The International Monetary Fund (IMF) reiterated that it is working with Pakistani authorities to bring the pending ninth review to conclusion “once the necessary financing is in place and the agreement is finalised”.
“In addition, the IMF supports the authorities in the implementation of policies in the period ahead, including in the technical work to prepare the FY24 budget, which is to be passed by the National Assembly before end-June,” Nathan Porter, the IMF Mission Chief for Pakistan, was quoted as saying in a statement to Business Recorder on Friday.
The development comes as Pakistan remains engaged with the Washington-based lender to resume its bailout programme that has been stalled at the ninth review since November last year.
As part of prior conditions to resume funding, Pakistan was required to undertake a series of steps including new taxation measures, free-floating exchange rate, and hike in energy tariffs.

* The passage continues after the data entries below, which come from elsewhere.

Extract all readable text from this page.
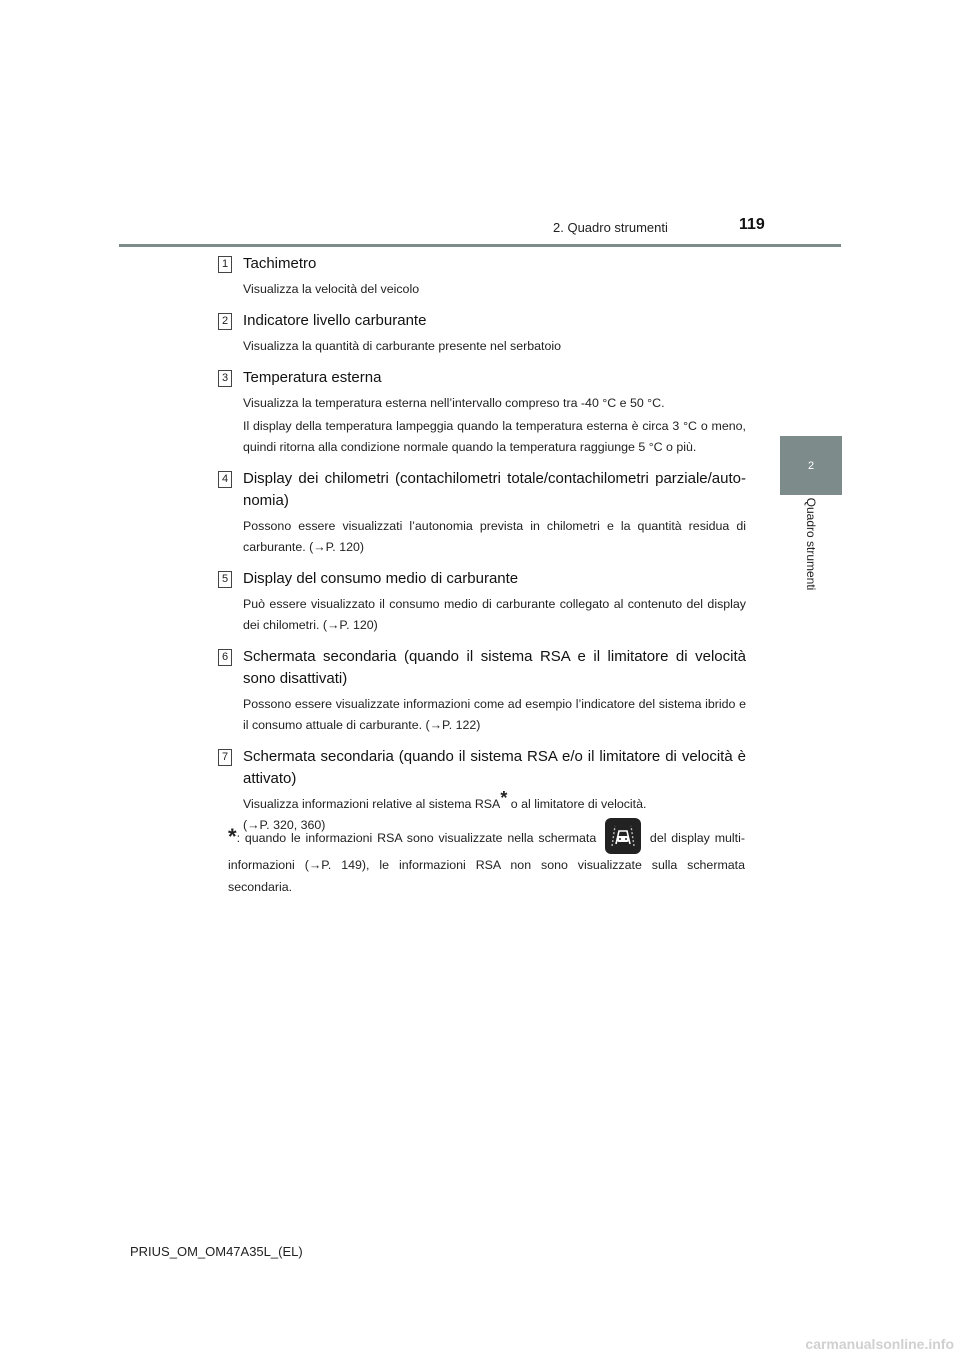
2. Quadro strumenti	119
2
Quadro strumenti
1 Tachimetro
Visualizza la velocità del veicolo
2 Indicatore livello carburante
Visualizza la quantità di carburante presente nel serbatoio
3 Temperatura esterna
Visualizza la temperatura esterna nell’intervallo compreso tra -40 °C e 50 °C.
Il display della temperatura lampeggia quando la temperatura esterna è circa 3 °C o meno, quindi ritorna alla condizione normale quando la temperatura raggiunge 5 °C o più.
4 Display dei chilometri (contachilometri totale/contachilometri parziale/auto-nomia)
Possono essere visualizzati l’autonomia prevista in chilometri e la quantità residua di carburante. (→P. 120)
5 Display del consumo medio di carburante
Può essere visualizzato il consumo medio di carburante collegato al contenuto del display dei chilometri. (→P. 120)
6 Schermata secondaria (quando il sistema RSA e il limitatore di velocità sono disattivati)
Possono essere visualizzate informazioni come ad esempio l’indicatore del sistema ibrido e il consumo attuale di carburante. (→P. 122)
7 Schermata secondaria (quando il sistema RSA e/o il limitatore di velocità è attivato)
Visualizza informazioni relative al sistema RSA* o al limitatore di velocità.
(→P. 320, 360)
*: quando le informazioni RSA sono visualizzate nella schermata	del display multi-informazioni (→P. 149), le informazioni RSA non sono visualizzate sulla schermata secondaria.
PRIUS_OM_OM47A35L_(EL)
carmanualsonline.info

It was also required to ensure that its balance of payments’ gap was fully financed for the remainder of the IMF programme that ends in June.While Pakistan managed to secure $3 billion in additional funding – including $2 billion from Saudi Arabia and another $1 billion from the UAE – the IMF said after the commitments back then that it was looking forward to obtaining the necessary financing assurances as soon as possible to pave the way for the successful completion of the 9th Extended Fund Facility (EFF) review.

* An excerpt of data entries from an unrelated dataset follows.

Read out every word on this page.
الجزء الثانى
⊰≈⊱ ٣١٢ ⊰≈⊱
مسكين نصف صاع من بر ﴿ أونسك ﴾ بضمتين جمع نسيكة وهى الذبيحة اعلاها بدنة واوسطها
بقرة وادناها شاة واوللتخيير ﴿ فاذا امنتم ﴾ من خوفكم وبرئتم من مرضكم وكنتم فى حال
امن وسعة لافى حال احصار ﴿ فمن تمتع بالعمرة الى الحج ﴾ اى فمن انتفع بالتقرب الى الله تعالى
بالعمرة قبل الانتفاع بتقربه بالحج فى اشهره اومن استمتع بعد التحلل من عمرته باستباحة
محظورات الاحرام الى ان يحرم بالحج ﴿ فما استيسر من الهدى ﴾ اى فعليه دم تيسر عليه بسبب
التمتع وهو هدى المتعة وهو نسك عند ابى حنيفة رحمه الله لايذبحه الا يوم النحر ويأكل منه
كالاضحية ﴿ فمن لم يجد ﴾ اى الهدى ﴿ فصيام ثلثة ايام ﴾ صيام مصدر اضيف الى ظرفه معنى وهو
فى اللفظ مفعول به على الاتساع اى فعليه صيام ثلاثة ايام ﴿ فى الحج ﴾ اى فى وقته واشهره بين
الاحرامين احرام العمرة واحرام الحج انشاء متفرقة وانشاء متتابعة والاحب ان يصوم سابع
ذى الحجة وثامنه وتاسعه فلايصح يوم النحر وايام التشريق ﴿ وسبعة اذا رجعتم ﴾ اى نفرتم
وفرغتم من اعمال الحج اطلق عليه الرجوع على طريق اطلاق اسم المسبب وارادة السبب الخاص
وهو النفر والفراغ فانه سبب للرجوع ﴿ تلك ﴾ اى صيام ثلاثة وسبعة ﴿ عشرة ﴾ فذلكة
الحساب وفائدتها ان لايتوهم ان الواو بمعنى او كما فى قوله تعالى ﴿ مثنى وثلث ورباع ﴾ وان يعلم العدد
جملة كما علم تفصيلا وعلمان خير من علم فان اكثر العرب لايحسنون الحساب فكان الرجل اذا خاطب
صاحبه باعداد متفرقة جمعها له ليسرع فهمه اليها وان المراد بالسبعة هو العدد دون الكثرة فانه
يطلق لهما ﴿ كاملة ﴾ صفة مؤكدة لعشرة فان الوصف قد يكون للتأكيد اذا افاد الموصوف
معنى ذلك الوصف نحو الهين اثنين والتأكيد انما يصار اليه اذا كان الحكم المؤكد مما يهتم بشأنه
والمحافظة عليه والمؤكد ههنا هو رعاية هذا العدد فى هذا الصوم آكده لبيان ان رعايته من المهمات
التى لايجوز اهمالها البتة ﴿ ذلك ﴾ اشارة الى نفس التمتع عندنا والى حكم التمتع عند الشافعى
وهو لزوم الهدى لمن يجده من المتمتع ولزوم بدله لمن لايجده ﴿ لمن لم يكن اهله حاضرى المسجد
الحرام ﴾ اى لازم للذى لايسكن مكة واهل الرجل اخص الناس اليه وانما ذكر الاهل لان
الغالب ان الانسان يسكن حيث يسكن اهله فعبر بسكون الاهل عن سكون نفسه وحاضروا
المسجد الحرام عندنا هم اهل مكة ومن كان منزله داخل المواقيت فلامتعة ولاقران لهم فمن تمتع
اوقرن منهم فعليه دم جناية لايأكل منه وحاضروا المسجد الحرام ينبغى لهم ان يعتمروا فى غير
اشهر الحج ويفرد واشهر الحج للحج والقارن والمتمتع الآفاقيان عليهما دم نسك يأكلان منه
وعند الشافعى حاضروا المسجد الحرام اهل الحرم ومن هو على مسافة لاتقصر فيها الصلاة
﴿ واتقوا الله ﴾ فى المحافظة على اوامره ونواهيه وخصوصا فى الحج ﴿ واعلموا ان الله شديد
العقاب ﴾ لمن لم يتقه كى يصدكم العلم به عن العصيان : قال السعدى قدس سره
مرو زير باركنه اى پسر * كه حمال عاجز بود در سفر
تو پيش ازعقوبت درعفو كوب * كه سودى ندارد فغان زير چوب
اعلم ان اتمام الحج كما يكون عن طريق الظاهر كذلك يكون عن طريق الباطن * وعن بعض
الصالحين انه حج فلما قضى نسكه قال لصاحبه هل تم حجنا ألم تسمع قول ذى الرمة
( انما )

The statement implied that there was still some way to go before Pakistan’s balance of payments’ gap was fully financed.
Additionally, on Friday, it was reported that Pakistan is required to make debt payments of $3.7 billion in May and June, according to Fitch Ratings, which would cause further pressure on an already depleted level of foreign exchange reserves.
Pakistan’s policymakers have derived some hope from a current account surplus in March, which brings down the gap in financing, but securing fresh funding commitments – even after China’s rollover and another refinanced loan of $1.3 billion – remains the next hurdle.